Leaving Kalmunai you follow the coast south for awhile and them move westward into extensive rice fields. Huge irrigation pipes run along the road and elsewhere. The fields are an expanse and every one is quite large. Machinery is everywhere along with power wires above. The scene is one of a contemporary disturbed landscape and you wonder when these changes came about. What was it about this area that encouraged them? All the old certainly has not been lost. Oxcarts are still plentiful here and they seem to outnumber cars. 


The slow uphill climb to Ampara. A gaggle of boys come on dressed differently from the kids we've seen in the east. They're not talking much among themselves so I can't tell what their language is. But I suspect they are Singhala. 


The other night we heard about how the Ampara District had been settled with Singhala-speaking people and carved out as distinct from the Eastern Province, of which it's part. A bit of nation-building, a bit of Singhala nationalism, a bit of gerrymandering, a bit of a bulwark against the Tamil majority of the East. Not the prettiest picture. 


Ampara was incredibly hot as we got off the bus at 12:30. The bus stand is an amazing barn-like structure with a high tiled roof. Shops and stands fill it and concrete benches are cool to the touch but grubby so you don't want to touch them or anything else. Around the bus stand old fashioned betel sellers and a curd seller, his clay pots wrapped in newspaper. Outside the dense shade and activity of the bus stand building, blazing heat. 


Everywhere signs in Singhala and not a trace of Tamil. Here people push together too in the Sri Lankan way but here you hear only Singhala. Droves of young people in their teens suggest that Ampara was settled at a certain time by a certain class of people--just my guess--I have nothing to corroborate it. But like a single-species single-age pine forest that emerges after a fire, there was a same-age, same-look structure to Ampara that suggested a single impulse of response. Here the response might have been, "build an ethnic bulwark." Replete with AC shopping mall. Has to be some reason to live here. 


So, another added dimension to the human geography of Sri Lanka. The distinctly separate societies of Kalmunai and Ampara, both part of the same Sri Lankan society.
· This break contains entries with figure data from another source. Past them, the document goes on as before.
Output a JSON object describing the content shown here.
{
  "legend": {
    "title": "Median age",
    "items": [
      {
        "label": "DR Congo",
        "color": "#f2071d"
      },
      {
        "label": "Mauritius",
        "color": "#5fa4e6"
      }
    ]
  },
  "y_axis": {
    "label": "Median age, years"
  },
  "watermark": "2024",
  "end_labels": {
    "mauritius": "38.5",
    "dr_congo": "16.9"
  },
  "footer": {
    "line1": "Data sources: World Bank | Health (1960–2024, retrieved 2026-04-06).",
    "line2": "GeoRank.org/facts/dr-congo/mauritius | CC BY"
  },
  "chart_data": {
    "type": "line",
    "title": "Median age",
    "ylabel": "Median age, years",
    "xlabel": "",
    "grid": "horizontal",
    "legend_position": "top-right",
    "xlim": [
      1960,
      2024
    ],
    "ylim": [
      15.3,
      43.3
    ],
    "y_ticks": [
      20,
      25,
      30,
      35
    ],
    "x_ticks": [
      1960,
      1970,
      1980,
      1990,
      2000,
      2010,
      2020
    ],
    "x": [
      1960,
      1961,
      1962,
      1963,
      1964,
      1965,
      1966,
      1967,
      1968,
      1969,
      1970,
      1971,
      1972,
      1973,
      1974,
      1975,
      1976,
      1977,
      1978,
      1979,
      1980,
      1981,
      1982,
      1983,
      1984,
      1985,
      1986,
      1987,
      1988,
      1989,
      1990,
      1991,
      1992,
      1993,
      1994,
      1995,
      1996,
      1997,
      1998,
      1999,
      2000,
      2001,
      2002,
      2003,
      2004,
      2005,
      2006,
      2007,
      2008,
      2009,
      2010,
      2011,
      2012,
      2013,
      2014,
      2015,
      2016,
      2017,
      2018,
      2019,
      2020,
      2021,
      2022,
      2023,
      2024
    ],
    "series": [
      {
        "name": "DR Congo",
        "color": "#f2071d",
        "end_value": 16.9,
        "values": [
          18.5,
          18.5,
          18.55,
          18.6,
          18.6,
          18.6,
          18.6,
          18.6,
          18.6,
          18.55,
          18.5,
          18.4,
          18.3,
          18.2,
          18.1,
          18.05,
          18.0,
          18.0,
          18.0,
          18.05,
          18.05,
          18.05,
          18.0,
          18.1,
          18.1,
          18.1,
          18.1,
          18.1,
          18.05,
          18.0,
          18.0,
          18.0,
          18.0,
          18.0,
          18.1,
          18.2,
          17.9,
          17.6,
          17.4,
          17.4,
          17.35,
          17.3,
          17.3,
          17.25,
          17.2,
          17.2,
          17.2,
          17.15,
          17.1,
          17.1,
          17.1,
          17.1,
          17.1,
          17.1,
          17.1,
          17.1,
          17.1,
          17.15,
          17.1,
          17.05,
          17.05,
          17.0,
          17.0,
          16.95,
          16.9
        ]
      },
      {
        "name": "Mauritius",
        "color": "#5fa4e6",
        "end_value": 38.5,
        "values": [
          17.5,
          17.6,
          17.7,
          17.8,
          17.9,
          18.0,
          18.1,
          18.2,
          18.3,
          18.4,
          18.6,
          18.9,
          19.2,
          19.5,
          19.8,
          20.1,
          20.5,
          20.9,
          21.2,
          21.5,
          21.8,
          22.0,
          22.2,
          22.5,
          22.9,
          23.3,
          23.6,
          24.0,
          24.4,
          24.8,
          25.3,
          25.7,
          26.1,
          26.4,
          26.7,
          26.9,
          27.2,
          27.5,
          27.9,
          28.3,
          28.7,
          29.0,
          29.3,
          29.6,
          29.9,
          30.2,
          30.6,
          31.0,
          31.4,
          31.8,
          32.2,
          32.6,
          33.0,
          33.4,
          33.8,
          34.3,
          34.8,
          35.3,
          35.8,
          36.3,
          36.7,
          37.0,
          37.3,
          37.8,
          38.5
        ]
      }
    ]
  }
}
Buses traverse the road between them many times a day. On our bus the music was Singhala, something we haven't heard in a few weeks here in the East. 
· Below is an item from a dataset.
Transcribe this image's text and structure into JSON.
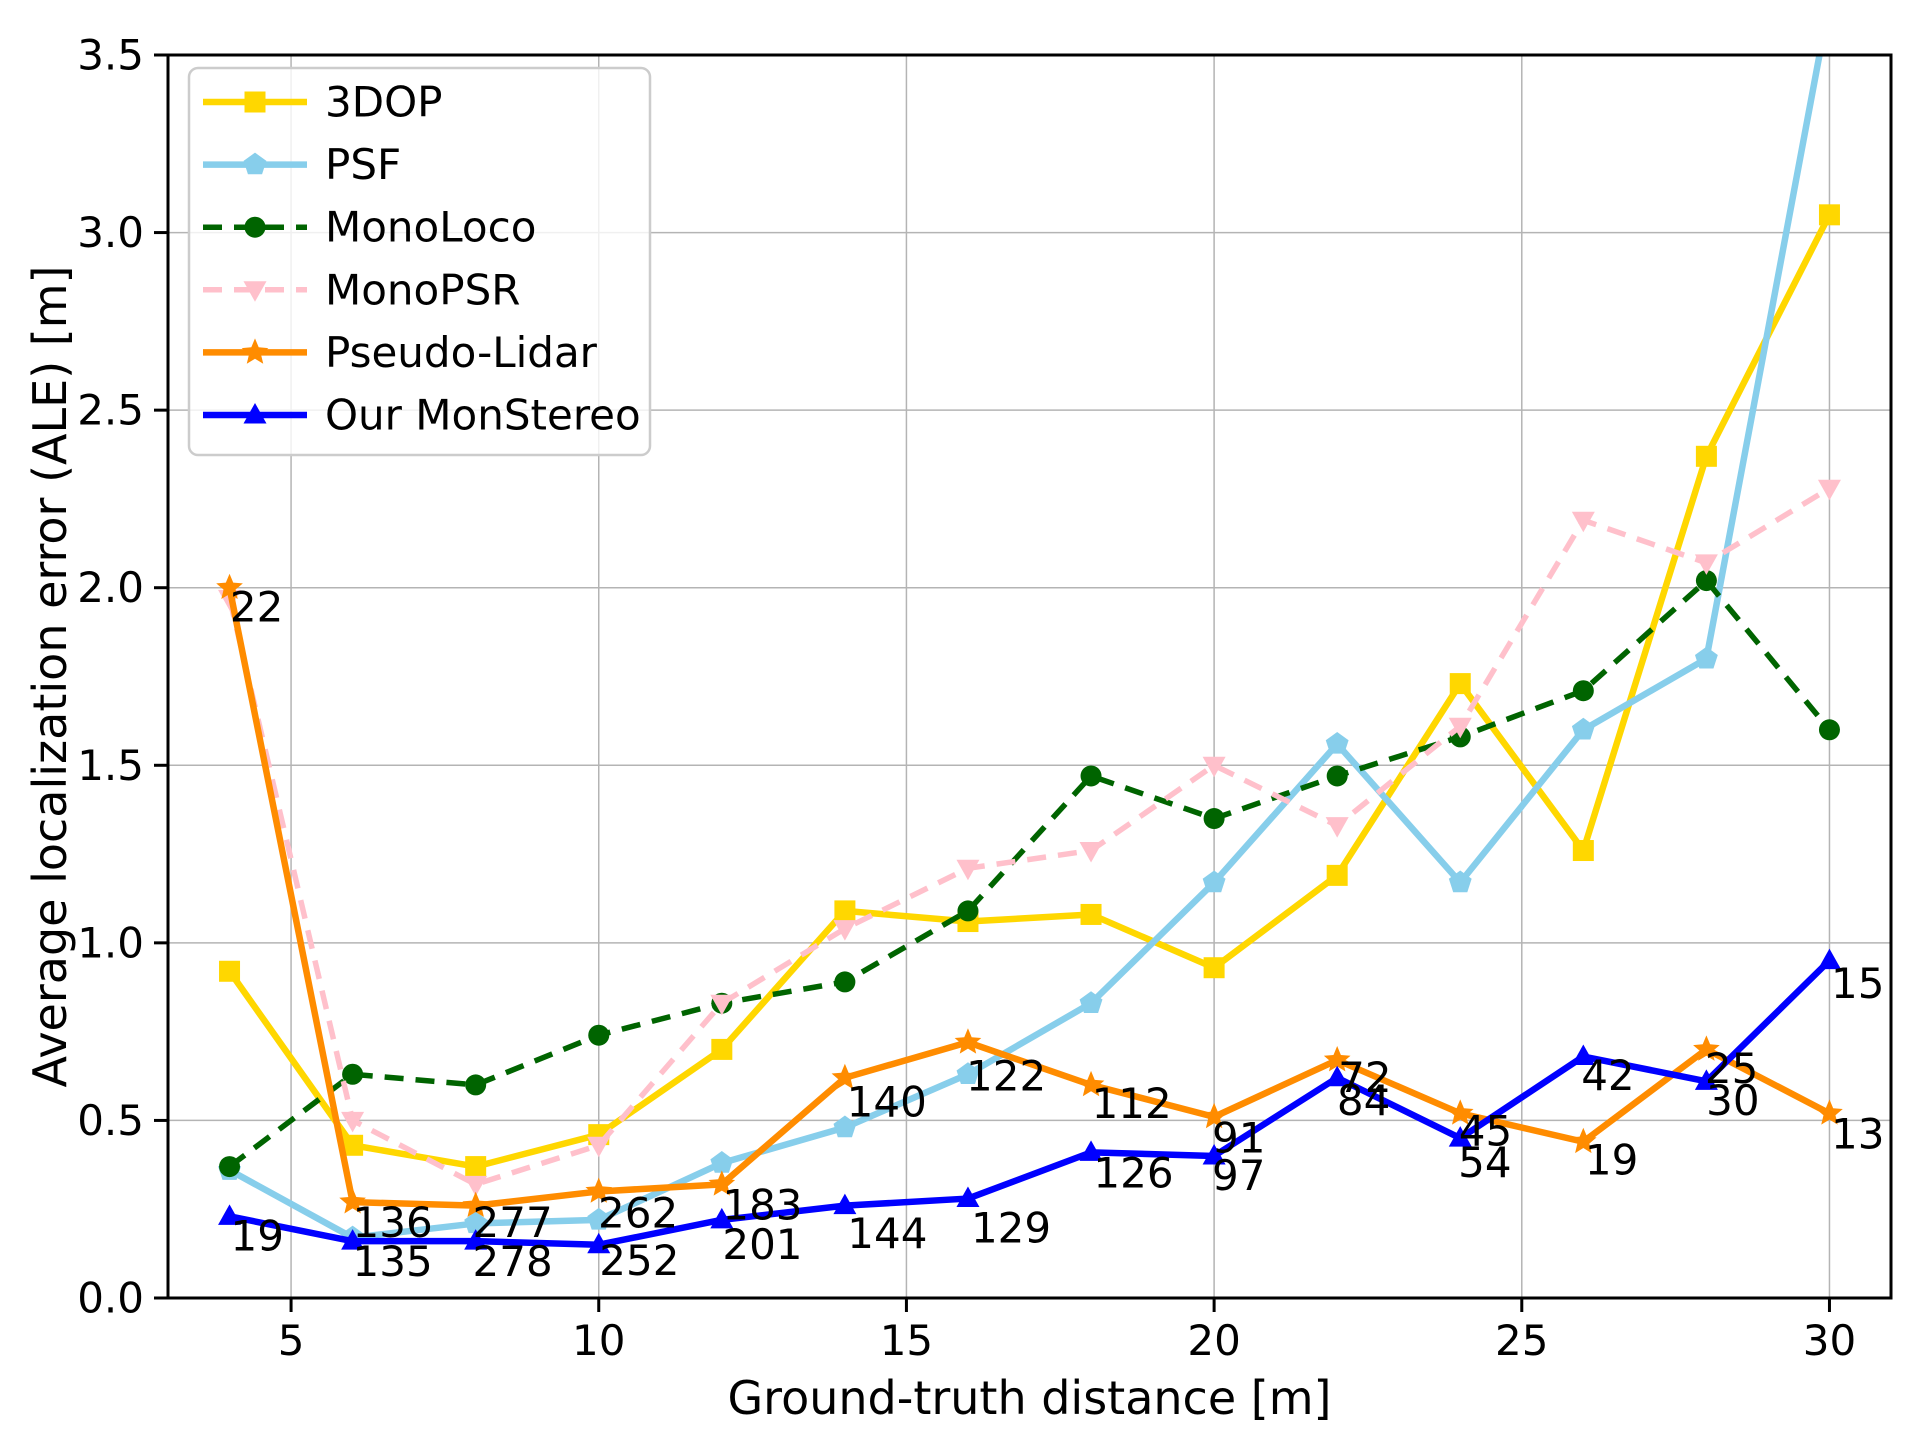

What do people think as they cross the sun-blasted rice field frontier between these cities, between these worlds. Are there thoughts? Is there discomfort? Is there a consciousness of tension or unease? Or do I, as a foreigner, read these feelings into the human landscape?


Kalmunai and Ampara. Neither a go-to place. But good to have gone. A glimpse, a glance into what I've always thought of as a sad corner of Sri Lanka. Another look at the complex human fabric of this complex country.